For a moment, grim-lipped, Locke stood there at the door. He had accomplished exactly the opposite to what he had intended—the old man, the money, were both in infinitely greater peril now than under almost any other circumstances of which he could conceive. He did not blame himself—the vagaries, the impulses, the irrational promptings of an insane mind were beyond his control or guidance. It was the last thing he had expected the old maniac to do. But it was done now; it was too late to consider that phase of it. There was work for his own brain to do—he hoped more logically.

He turned sharply now, and began to make his way as best he could in the darkness toward the window at the end of that aisle of tanks outside of which he knew the masked man had stood. He dared not show any light here, though by so doing he would have been able to move more swiftly. The man who had been at the window was almost certainly gone now—to watch for the old maniac's appearance outside the house. And Mr. Marlin would assuredly, and as quickly as he could, scurry outside to hide his money away again. And even if the man in the mask had had no previous knowledge of the old madman's strange nightly movements, which would be a very unsafe assumption on which to depend, he would have heard enough at the window, if not to know, then, at least, to expect that the old maniac's one thought now would be to secrete his money, and that the hiding place, this time-lock that God had made, as the old man had called it, was somewhere outside the house. But the watcher's new lurking place might still embrace a view of the window, and if he, Locke, climbed out with the light behind him—

He was at the window now.

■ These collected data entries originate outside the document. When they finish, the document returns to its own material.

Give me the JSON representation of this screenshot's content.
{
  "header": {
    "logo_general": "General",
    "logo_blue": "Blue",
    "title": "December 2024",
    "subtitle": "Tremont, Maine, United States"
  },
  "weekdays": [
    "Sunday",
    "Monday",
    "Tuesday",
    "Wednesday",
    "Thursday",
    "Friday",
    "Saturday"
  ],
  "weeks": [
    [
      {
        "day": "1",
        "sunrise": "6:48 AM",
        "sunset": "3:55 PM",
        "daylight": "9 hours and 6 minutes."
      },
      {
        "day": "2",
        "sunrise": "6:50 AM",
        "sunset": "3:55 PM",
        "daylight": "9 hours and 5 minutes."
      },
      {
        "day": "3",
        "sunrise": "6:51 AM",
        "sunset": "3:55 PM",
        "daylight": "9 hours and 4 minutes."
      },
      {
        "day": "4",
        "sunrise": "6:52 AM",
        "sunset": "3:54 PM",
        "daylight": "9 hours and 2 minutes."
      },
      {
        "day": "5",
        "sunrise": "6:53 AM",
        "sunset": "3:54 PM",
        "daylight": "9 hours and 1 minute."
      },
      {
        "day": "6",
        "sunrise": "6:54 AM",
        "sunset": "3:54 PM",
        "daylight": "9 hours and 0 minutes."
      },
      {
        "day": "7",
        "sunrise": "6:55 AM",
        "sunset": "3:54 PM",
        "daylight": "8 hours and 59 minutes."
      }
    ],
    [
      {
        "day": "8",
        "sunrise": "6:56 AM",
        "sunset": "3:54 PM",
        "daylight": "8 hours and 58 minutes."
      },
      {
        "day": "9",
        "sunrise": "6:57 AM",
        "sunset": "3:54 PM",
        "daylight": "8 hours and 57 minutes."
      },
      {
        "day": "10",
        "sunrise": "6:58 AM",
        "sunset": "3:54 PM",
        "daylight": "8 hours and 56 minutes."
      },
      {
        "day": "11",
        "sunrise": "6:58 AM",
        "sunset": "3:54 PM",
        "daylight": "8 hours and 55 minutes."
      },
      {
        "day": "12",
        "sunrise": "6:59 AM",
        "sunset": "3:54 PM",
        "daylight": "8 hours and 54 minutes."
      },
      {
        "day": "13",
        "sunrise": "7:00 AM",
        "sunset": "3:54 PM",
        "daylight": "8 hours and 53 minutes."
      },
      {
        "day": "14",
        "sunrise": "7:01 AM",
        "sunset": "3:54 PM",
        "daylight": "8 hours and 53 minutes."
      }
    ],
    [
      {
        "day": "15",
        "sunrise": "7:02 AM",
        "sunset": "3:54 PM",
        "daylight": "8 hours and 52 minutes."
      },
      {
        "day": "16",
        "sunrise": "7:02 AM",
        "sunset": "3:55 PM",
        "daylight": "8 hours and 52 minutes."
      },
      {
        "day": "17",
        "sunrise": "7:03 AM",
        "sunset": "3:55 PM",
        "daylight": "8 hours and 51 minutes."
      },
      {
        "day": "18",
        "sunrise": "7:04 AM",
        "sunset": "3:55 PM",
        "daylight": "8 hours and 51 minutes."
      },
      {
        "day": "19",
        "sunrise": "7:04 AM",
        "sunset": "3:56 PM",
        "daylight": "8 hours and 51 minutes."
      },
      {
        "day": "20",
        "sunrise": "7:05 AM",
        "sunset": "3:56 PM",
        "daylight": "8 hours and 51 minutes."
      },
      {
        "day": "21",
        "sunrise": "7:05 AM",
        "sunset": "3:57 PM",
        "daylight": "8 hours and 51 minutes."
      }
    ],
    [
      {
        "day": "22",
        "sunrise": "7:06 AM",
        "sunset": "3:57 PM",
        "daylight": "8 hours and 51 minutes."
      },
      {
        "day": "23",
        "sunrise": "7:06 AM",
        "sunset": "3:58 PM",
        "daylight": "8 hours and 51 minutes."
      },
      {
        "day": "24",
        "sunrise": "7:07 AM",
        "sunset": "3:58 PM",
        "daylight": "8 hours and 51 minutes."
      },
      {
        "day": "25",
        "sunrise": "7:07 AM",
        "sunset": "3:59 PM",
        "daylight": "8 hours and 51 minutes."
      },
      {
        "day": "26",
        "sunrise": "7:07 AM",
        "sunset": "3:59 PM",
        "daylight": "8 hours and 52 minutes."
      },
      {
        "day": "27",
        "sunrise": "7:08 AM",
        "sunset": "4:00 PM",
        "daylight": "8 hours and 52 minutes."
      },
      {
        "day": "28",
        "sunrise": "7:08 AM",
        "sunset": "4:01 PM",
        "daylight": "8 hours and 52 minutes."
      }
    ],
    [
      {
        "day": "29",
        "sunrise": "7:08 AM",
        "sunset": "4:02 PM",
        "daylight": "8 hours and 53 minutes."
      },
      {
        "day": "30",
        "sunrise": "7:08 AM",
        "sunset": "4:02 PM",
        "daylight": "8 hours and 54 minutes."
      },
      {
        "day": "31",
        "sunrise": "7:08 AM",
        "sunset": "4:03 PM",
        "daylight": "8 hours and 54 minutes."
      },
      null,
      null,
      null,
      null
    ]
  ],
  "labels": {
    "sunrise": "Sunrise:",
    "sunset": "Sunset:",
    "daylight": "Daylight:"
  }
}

He smiled grimly. He was pitted against no fool—but then he never had been fool enough himself ever to place Captain Francis Newcombe in that category! The man in the mask had left no tell-tale evidence of his presence behind him. The shade was drawn down; the window closed.

Locke lifted the shade now, raised the window quietly, and stood for an instant listening, staring out. He could see little or nothing, other than the swaying branches of trees against the sky line; and there was no sound save the sweep of the wind which was still blowing half a gale. And now he swung himself over the window sill, dropped the few feet to the ground—and crouched against the wall, listening, staring again into the blackness.

Nothing! The moon, burrowing deeper under the clouds, made it even blacker than it had been a moment ago. He straightened up and began to run toward the front of the house. It was perhaps a case of blindman's-buff, but there was not an instant to lose, and, deprived of any aid from the sense of either sight or hearing, he was left with only one thing to do. From the living room window a little while ago, he had seen Mr. Marlin coming toward the house from across the lawn, after having presumably just unearthed his money from its hiding place; the chances were that it was by the same route the old maniac would return now.

Locke ran on, stumbling, half groping his way through what seemed a veritable maze of out-buildings here at the rear of the house. The minutes seemed to be flying—wasted. The old maniac, if he had left the house the moment he had run from the aquarium, must by now have had a good three minutes' start; and if the man in the mask had at once picked up the trail, then—

No; he was not too late! He had reached the front corner of the house now, and across the lawn, where in the open space it was a little lighter, something, a blacker thing than the darkness, moving swiftly, caught his eye. It was the figure of a man running toward the trees in the direction of the path that led to the shore, and from which old Mr. Marlin had emerged earlier in the evening. And now the figure was gone—lost in the trees.

But he, Locke, too, was running now, sprinting for all he knew across the lawn. It was perhaps sixty yards. There was no time to use caution and circuit warily around the edge of the woods. He might be seen—but he had to take that chance. He would not be heard—the soft grass and the whine of the wind guaranteed him against that. It was a little better than an even break. The figure he had seen was not, he was sure, that of the old maniac. The long, flapping dressing gown would, even in a shadowy way, have been distinguishable. If he were right, then, in his supposition, the figure he had seen was the man in the mask, and old Mr. Marlin was already in there on the path leading through the woods to the shore. A cry, sudden, like a scream that was strangled, came with the gusting wind. It came again. From the edge of the lawn now, Locke leaped forward along the path. Black, twisting shapes loomed up just ahead of him. He flung himself upon them.

A low, startled, vicious snarl answered his attack. After that there was no sound while perhaps a minute passed, save the rustle of leaves and foliage, the snip of broken twigs under swiftly moving, straining feet. Locke was fighting now with merciless, exultant ferocity. It was the man in the mask he was at grips with—it was not the dressing gown alone, the feel of it, that distinguished one from the other; he had even in that first plunging rush in the darkness felt his hand brush against the mask on the man's cheek.

It was all shadow, all blackness. To this side and that, close locked together, he and his antagonist now swayed madly. The man's one evident desire was to break away from his, Locke's, encircling arms; his, Locke's, purpose not only to prevent escape, but to unmask the other—the moon might come out again at any instant—filter through the branches—just enough light to see the other's face if the mask were off.